Ultima modifica 20 Aprile 2015
È appena terminato un servizio sulle conseguenze del ciclone nelle Filippine quando la voce asettica del metereologo comunica che la Protezione Civile ha lanciato un allarme di massima allerta sulla Sardegna: previste piogge torrenziali, venti lanciati a più di 200 km l’ora, violentissime mareggiate, un vero e proprio ciclone, insomma.
L’ha annunciato a tutt’ Italia, ma le autorità civili che hanno fatto?
Il Sindaco di Olbia, Gianni Giovannelli, asserisce che non si possono sempre chiudere le scuole e lo dice a disastro avvenuto, lo dice mentre accusa genericamente la politica (forse dimenticando di esserne parte) mentre candidamente conferma di aver ricevuto l’allarme alle ore 16.00 di domenica, e cioè 24 ore prima del diluvio mediante un avviso sul cellulare.
Scusate, con quale altro mezzo avrebbero potuto raggiungerlo personalmente? E continua, “che volete… di domenica gli uffici del Comune sono chiusi.”
Ma va? Ma non è obbligatorio che qualcuno della protezione civile ( che fa direttamente capo al sindaco) sia sempre reperibile così come un funzionario del comunale ufficio tecnico?
E così sottintende di aver rimandato ogni provvedimento all’indomani, asserendo che già alle 9.00 la giunta era riunita per i provvedimenti del caso. Quali provvedimenti?
Ha semplicemente allertato, cioè ha detto di tenersi pronti per ogni evenienza la locale protezione civile, i vigili del fuoco e tutte le forze dell’ordine.
Non cerchiamo alibi, non ci nascondiamo dietro ad un dito, dito da elefante, intendo, dito che esiste ed è l’arcinoto buco nell’ozono, il riscaldamento del pianeta, il disastro ambientale.
Che sono dati di fatto, che sono la diretta conseguenza di nostre azioni sciagurate, irresponsabili a cui dovremmo, dobbiamo, porre rimedio ed invece ci perdiamo in beghe e conflitti, in pretesti, sotto il ricatto delle lobbies, di coloro che da queste azioni e dalla ricostruzione traggono i loro enormi e sporchi guadagni.
E non ci curiamo della prevenzione spicciola, delle precauzioni da prendere, sic stantibus rebus, nell’immediatezza di un preannunciato disastro.
Precauzioni che non hanno costi in danaro, ma che, pur non potendo impedire allagamenti e disastri alle cose potrebbero impedire vittime.
Chiudere le scuole, per esempio, limitare il traffico, liberare le strade dai veicoli in sosta, evacuare i seminterrati e i piano terra, avvertire la popolazione di rifugiarsi ai piani alti delle case sbarrando porte e finestre e appoggiandovi contro mobili pesanti e monitorando il percorso dei torrenti.

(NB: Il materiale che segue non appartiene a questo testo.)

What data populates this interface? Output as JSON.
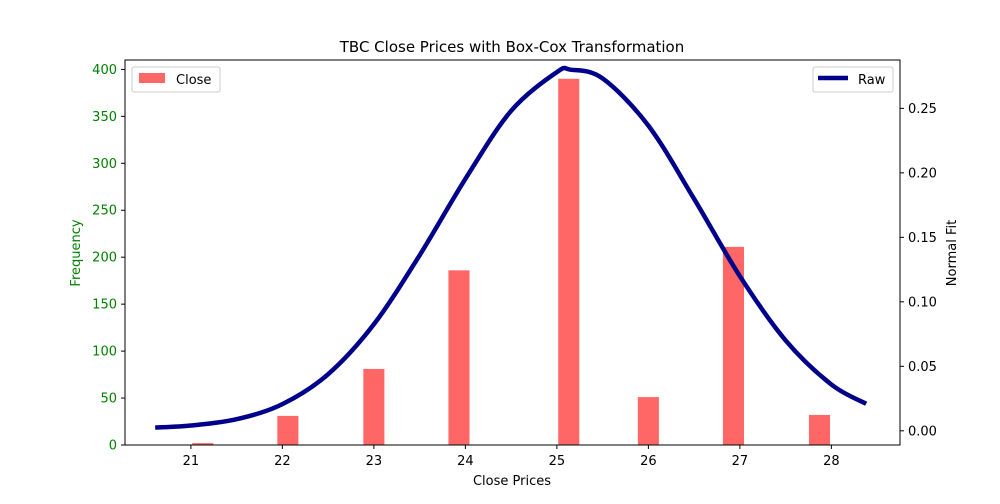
{
  "chart_data": {
    "type": "bar",
    "title": "TBC Close Prices with Box-Cox Transformation",
    "xlabel": "Close Prices",
    "ylabel_left": "Frequency",
    "ylabel_right": "Normal Fit",
    "xlim": [
      20.28,
      28.75
    ],
    "ylim_left": [
      0,
      410
    ],
    "ylim_right": [
      -0.011,
      0.2875
    ],
    "x_ticks": [
      21,
      22,
      23,
      24,
      25,
      26,
      27,
      28
    ],
    "y_left_ticks": [
      0,
      50,
      100,
      150,
      200,
      250,
      300,
      350,
      400
    ],
    "y_right_ticks": [
      0.0,
      0.05,
      0.1,
      0.15,
      0.2,
      0.25
    ],
    "y_right_tick_labels": [
      "0.00",
      "0.05",
      "0.10",
      "0.15",
      "0.20",
      "0.25"
    ],
    "bar_width": 0.23,
    "series": [
      {
        "name": "Close",
        "axis": "left",
        "color": "#ff6666",
        "x": [
          21.13,
          22.06,
          23.0,
          23.93,
          25.13,
          26.0,
          26.93,
          27.87
        ],
        "values": [
          2,
          31,
          81,
          186,
          390,
          51,
          211,
          32
        ]
      },
      {
        "name": "Raw",
        "axis": "right",
        "type": "line",
        "color": "#00008b",
        "x": [
          20.61,
          21.0,
          21.5,
          22.0,
          22.5,
          23.0,
          23.5,
          24.0,
          24.5,
          25.0,
          25.15,
          25.5,
          26.0,
          26.5,
          27.0,
          27.5,
          28.0,
          28.38
        ],
        "values": [
          0.0025,
          0.0041,
          0.009,
          0.0207,
          0.0439,
          0.0826,
          0.1361,
          0.1953,
          0.2481,
          0.2781,
          0.28,
          0.2732,
          0.2366,
          0.1798,
          0.1199,
          0.0701,
          0.0359,
          0.021
        ]
      }
    ],
    "legend_left": {
      "label": "Close",
      "placement": "upper-left"
    },
    "legend_right": {
      "label": "Raw",
      "placement": "upper-right"
    },
    "colors": {
      "left_axis": "#008000",
      "right_axis": "#000000",
      "bar": "#ff6666",
      "line": "#00008b"
    },
    "grid": false
  }
}
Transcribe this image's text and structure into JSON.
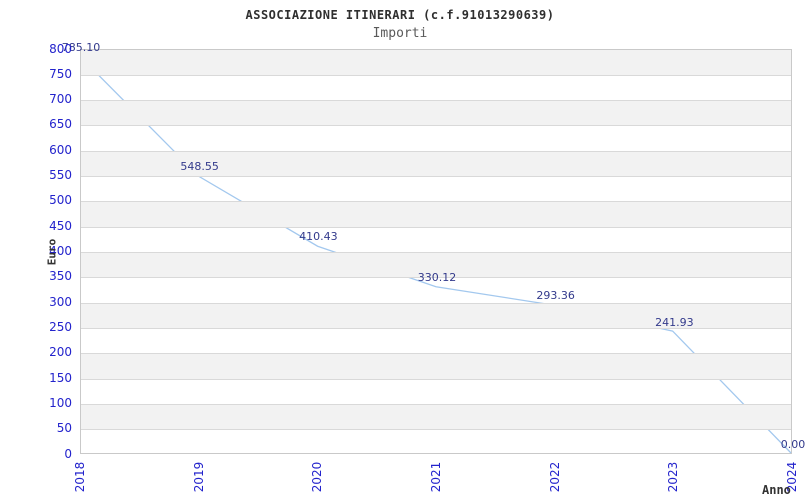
{
  "title": "ASSOCIAZIONE ITINERARI (c.f.91013290639)",
  "subtitle": "Importi",
  "chart_data": {
    "type": "line",
    "categories": [
      "2018",
      "2019",
      "2020",
      "2021",
      "2022",
      "2023",
      "2024"
    ],
    "values": [
      785.1,
      548.55,
      410.43,
      330.12,
      293.36,
      241.93,
      0.0
    ],
    "data_labels": [
      "785.10",
      "548.55",
      "410.43",
      "330.12",
      "293.36",
      "241.93",
      "0.00"
    ],
    "title": "ASSOCIAZIONE ITINERARI (c.f.91013290639)",
    "subtitle": "Importi",
    "xlabel": "Anno",
    "ylabel": "Euro",
    "ylim": [
      0,
      800
    ],
    "ytick_step": 50,
    "grid": "horizontal, alternating shaded bands every 50",
    "legend_position": "none"
  },
  "colors": {
    "line": "#a3c8ee",
    "tick_label": "#2323cc",
    "data_label": "#333a8c",
    "band": "#f2f2f2",
    "grid": "#d9d9d9",
    "border": "#c9c9c9",
    "title": "#2f2f2f",
    "subtitle": "#5a5a5a",
    "axis_title": "#333333"
  }
}
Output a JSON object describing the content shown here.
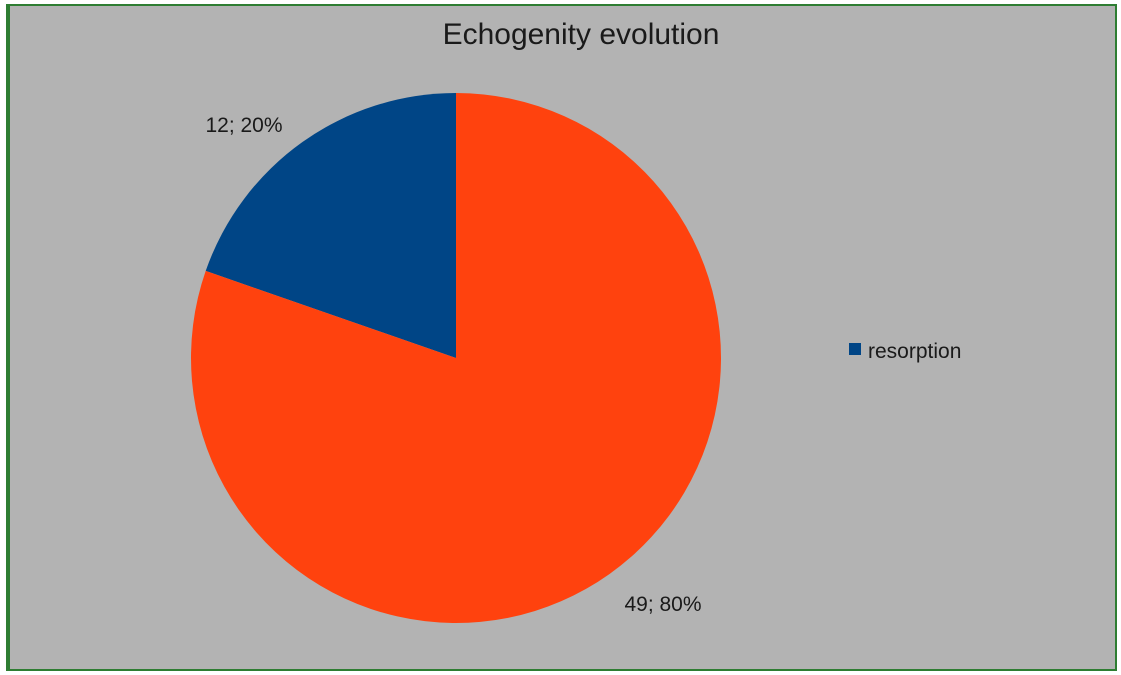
{
  "chart_data": {
    "type": "pie",
    "title": "Echogenity evolution",
    "slices": [
      {
        "label": "resorption",
        "value": 12,
        "percent": 20,
        "data_label": "12; 20%",
        "color": "#004586"
      },
      {
        "label": "",
        "value": 49,
        "percent": 80,
        "data_label": "49; 80%",
        "color": "#ff420e"
      }
    ],
    "legend": {
      "position": "right",
      "entries": [
        {
          "label": "resorption",
          "color": "#004586"
        }
      ]
    },
    "background": "#b3b3b3",
    "border_color": "#2e7d32"
  }
}
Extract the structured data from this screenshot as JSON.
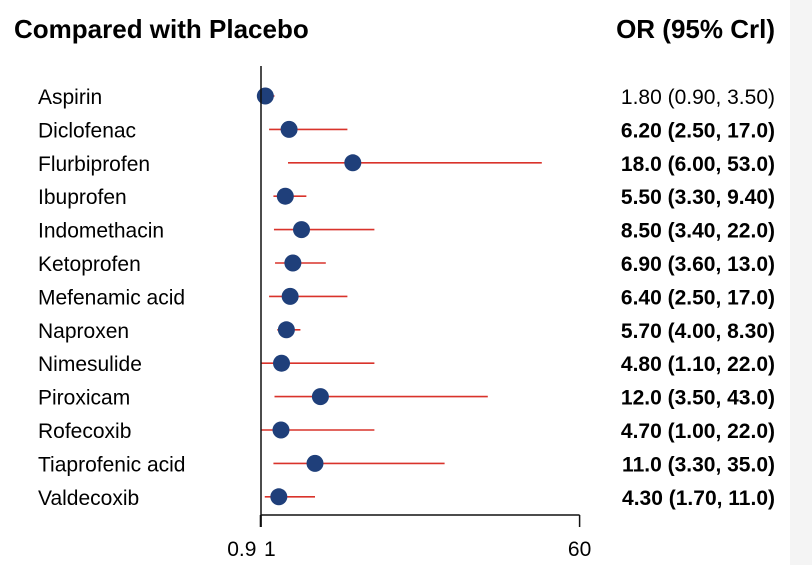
{
  "header": {
    "left": "Compared with Placebo",
    "right": "OR (95% Crl)"
  },
  "colors": {
    "point": "#1f3f7a",
    "ci_line": "#d9332b",
    "axis": "#111111"
  },
  "chart_data": {
    "type": "forest",
    "x_axis": {
      "scale": "linear",
      "range": [
        0.9,
        60
      ],
      "ticks": [
        0.9,
        1,
        60
      ],
      "tick_labels": [
        "0.9",
        "1",
        "60"
      ],
      "reference_line": 1
    },
    "rows": [
      {
        "label": "Aspirin",
        "or": 1.8,
        "lo": 0.9,
        "hi": 3.5,
        "text": "1.80 (0.90, 3.50)",
        "bold": false
      },
      {
        "label": "Diclofenac",
        "or": 6.2,
        "lo": 2.5,
        "hi": 17.0,
        "text": "6.20 (2.50, 17.0)",
        "bold": true
      },
      {
        "label": "Flurbiprofen",
        "or": 18.0,
        "lo": 6.0,
        "hi": 53.0,
        "text": "18.0 (6.00, 53.0)",
        "bold": true
      },
      {
        "label": "Ibuprofen",
        "or": 5.5,
        "lo": 3.3,
        "hi": 9.4,
        "text": "5.50 (3.30, 9.40)",
        "bold": true
      },
      {
        "label": "Indomethacin",
        "or": 8.5,
        "lo": 3.4,
        "hi": 22.0,
        "text": "8.50 (3.40, 22.0)",
        "bold": true
      },
      {
        "label": "Ketoprofen",
        "or": 6.9,
        "lo": 3.6,
        "hi": 13.0,
        "text": "6.90 (3.60, 13.0)",
        "bold": true
      },
      {
        "label": "Mefenamic acid",
        "or": 6.4,
        "lo": 2.5,
        "hi": 17.0,
        "text": "6.40 (2.50, 17.0)",
        "bold": true
      },
      {
        "label": "Naproxen",
        "or": 5.7,
        "lo": 4.0,
        "hi": 8.3,
        "text": "5.70 (4.00, 8.30)",
        "bold": true
      },
      {
        "label": "Nimesulide",
        "or": 4.8,
        "lo": 1.1,
        "hi": 22.0,
        "text": "4.80 (1.10, 22.0)",
        "bold": true
      },
      {
        "label": "Piroxicam",
        "or": 12.0,
        "lo": 3.5,
        "hi": 43.0,
        "text": "12.0 (3.50, 43.0)",
        "bold": true
      },
      {
        "label": "Rofecoxib",
        "or": 4.7,
        "lo": 1.0,
        "hi": 22.0,
        "text": "4.70 (1.00, 22.0)",
        "bold": true
      },
      {
        "label": "Tiaprofenic acid",
        "or": 11.0,
        "lo": 3.3,
        "hi": 35.0,
        "text": "11.0 (3.30, 35.0)",
        "bold": true
      },
      {
        "label": "Valdecoxib",
        "or": 4.3,
        "lo": 1.7,
        "hi": 11.0,
        "text": "4.30 (1.70, 11.0)",
        "bold": true
      }
    ]
  }
}
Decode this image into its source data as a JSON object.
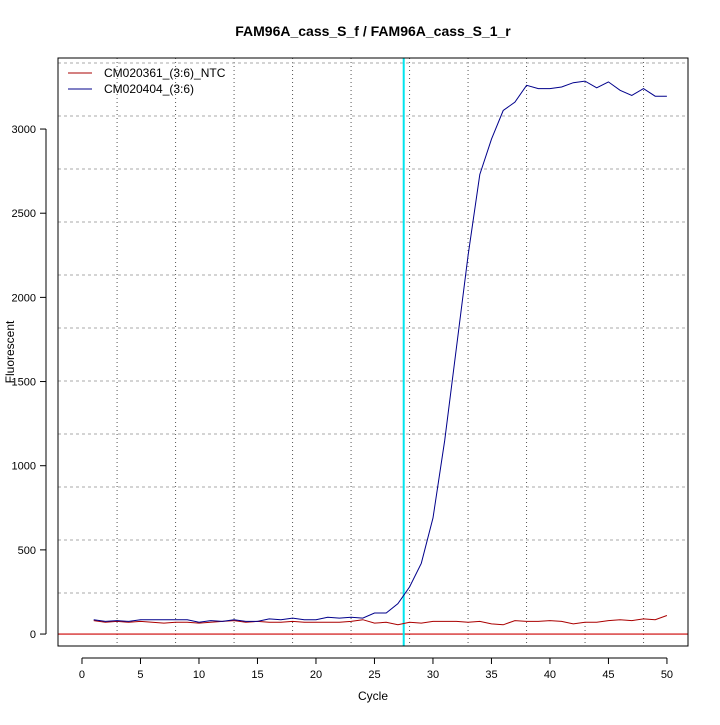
{
  "chart_data": {
    "type": "line",
    "title": "FAM96A_cass_S_f / FAM96A_cass_S_1_r",
    "xlabel": "Cycle",
    "ylabel": "Fluorescent",
    "xlim": [
      -2.05,
      51.8
    ],
    "ylim": [
      -71,
      3422
    ],
    "xticks": [
      0,
      5,
      10,
      15,
      20,
      25,
      30,
      35,
      40,
      45,
      50
    ],
    "yticks": [
      0,
      500,
      1000,
      1500,
      2000,
      2500,
      3000
    ],
    "grid": true,
    "legend": "top-left",
    "threshold_cycle": 27.5,
    "threshold_color": "#00e5ee",
    "baseline_value": 0,
    "baseline_color": "#cc0000",
    "x": [
      1,
      2,
      3,
      4,
      5,
      6,
      7,
      8,
      9,
      10,
      11,
      12,
      13,
      14,
      15,
      16,
      17,
      18,
      19,
      20,
      21,
      22,
      23,
      24,
      25,
      26,
      27,
      28,
      29,
      30,
      31,
      32,
      33,
      34,
      35,
      36,
      37,
      38,
      39,
      40,
      41,
      42,
      43,
      44,
      45,
      46,
      47,
      48,
      49,
      50
    ],
    "series": [
      {
        "name": "CM020361_(3:6)_NTC",
        "color": "#aa0000",
        "values": [
          80,
          70,
          75,
          70,
          75,
          70,
          65,
          70,
          70,
          65,
          70,
          75,
          80,
          70,
          75,
          70,
          70,
          75,
          70,
          70,
          70,
          70,
          75,
          85,
          65,
          70,
          55,
          70,
          65,
          75,
          75,
          75,
          70,
          75,
          60,
          55,
          80,
          75,
          75,
          80,
          75,
          60,
          70,
          70,
          80,
          85,
          80,
          90,
          85,
          110
        ]
      },
      {
        "name": "CM020404_(3:6)",
        "color": "#00008b",
        "values": [
          85,
          75,
          80,
          75,
          85,
          85,
          85,
          85,
          85,
          70,
          80,
          75,
          85,
          75,
          75,
          90,
          85,
          95,
          85,
          85,
          100,
          95,
          100,
          95,
          125,
          125,
          180,
          280,
          420,
          690,
          1150,
          1700,
          2250,
          2730,
          2940,
          3110,
          3160,
          3260,
          3240,
          3240,
          3250,
          3275,
          3285,
          3245,
          3280,
          3230,
          3200,
          3240,
          3195,
          3195
        ]
      }
    ]
  }
}
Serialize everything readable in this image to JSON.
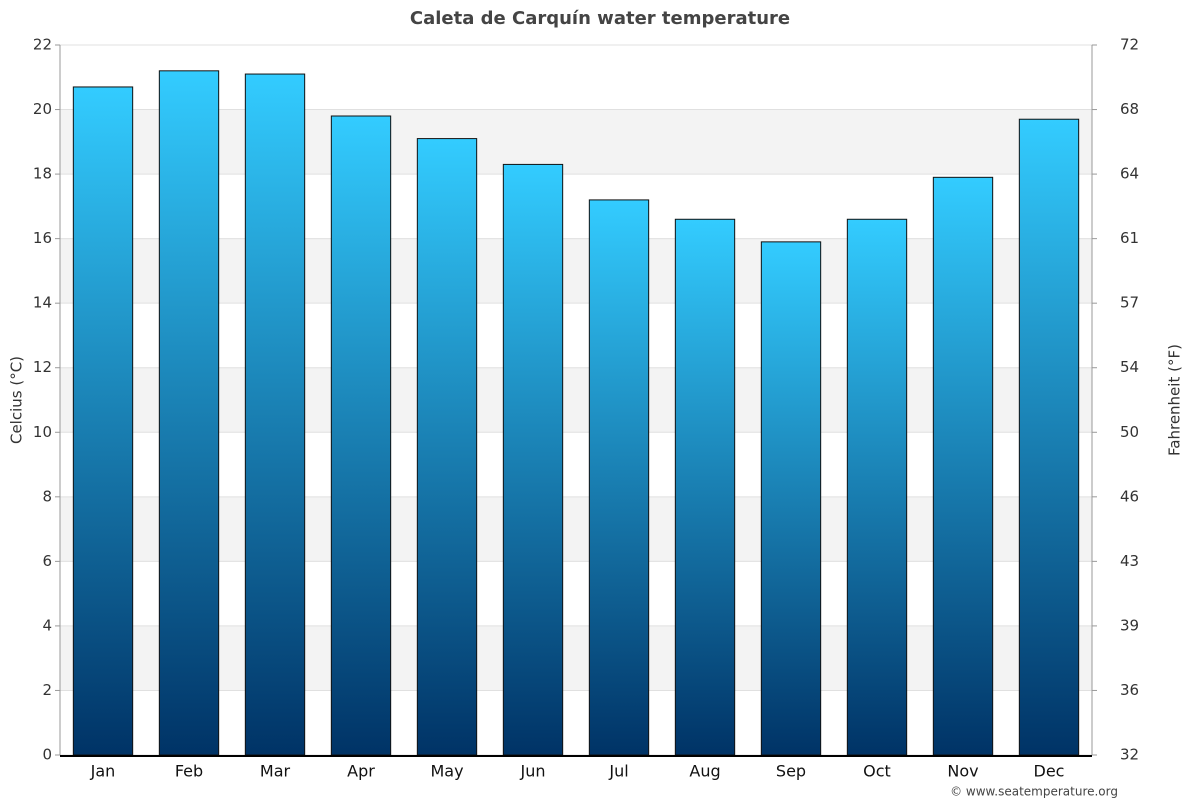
{
  "chart_data": {
    "type": "bar",
    "title": "Caleta de Carquín water temperature",
    "y_label": "Celcius (°C)",
    "y2_label": "Fahrenheit (°F)",
    "credit": "© www.seatemperature.org",
    "categories": [
      "Jan",
      "Feb",
      "Mar",
      "Apr",
      "May",
      "Jun",
      "Jul",
      "Aug",
      "Sep",
      "Oct",
      "Nov",
      "Dec"
    ],
    "values": [
      20.7,
      21.2,
      21.1,
      19.8,
      19.1,
      18.3,
      17.2,
      16.6,
      15.9,
      16.6,
      17.9,
      19.7
    ],
    "color_top": "#33ccff",
    "color_bottom": "#003366",
    "ylim": [
      0,
      22
    ],
    "yticks": [
      0,
      2,
      4,
      6,
      8,
      10,
      12,
      14,
      16,
      18,
      20,
      22
    ],
    "y2lim": [
      32,
      71.6
    ],
    "y2ticks": [
      32,
      {
        "value": 35.6,
        "label": "36"
      },
      {
        "value": 39.2,
        "label": "39"
      },
      {
        "value": 42.8,
        "label": "43"
      },
      {
        "value": 46.4,
        "label": "46"
      },
      50,
      {
        "value": 53.6,
        "label": "54"
      },
      {
        "value": 57.2,
        "label": "57"
      },
      {
        "value": 60.8,
        "label": "61"
      },
      {
        "value": 64.4,
        "label": "64"
      },
      68,
      {
        "value": 71.6,
        "label": "72"
      }
    ],
    "grid": true
  }
}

Ma questo significherebbe la consapevolezza del disastro ambientate e idrico del territorio da loro amministrato e rendendone allo stesso tempo consapevole la popolazione, cosa che non hanno e non vogliono perciò……
Nulla di tutto questo è stato fatto, nulla o quasi, perché alcune case sono state evacuate e, pur vedendo distrutta la loro casa, gli abitanti hanno avuto salva la vita. Per molti non è stato così perché prendere queste precauzioni richiede decisioni rapide, assunzione di responsabilità, altre a capacità, ma queste doti, evidentemente, non fanno parte del bagaglio di molti di coloro che hanno il potere nelle loro mani.
16 persone sono morte, molti i feriti e i danni sono incalcolabili, questo è il risultato dell’ignavia e non solo di una pioggia di enorme intensità, che avrà le sue colpe, ma di certo inferiori a quelle degli uomini.
Poi c’è il disastro ambientale, cui si deve porre rimedio, abbattere le case costruite sui letti dei torrenti, togliere l’asfalto da molte strade di montagna, costruire argini sicuri, terminare le dighe provvisorie ecc…ecc…ecc…
Ma immediatamente redigere un piano di allarme, di come si deve operare nel caso di previsioni disastrose, e non solo in Sardegna, ma in tutte le regioni, poiché moltissime sono state devastate dall’ opera dell’uomo.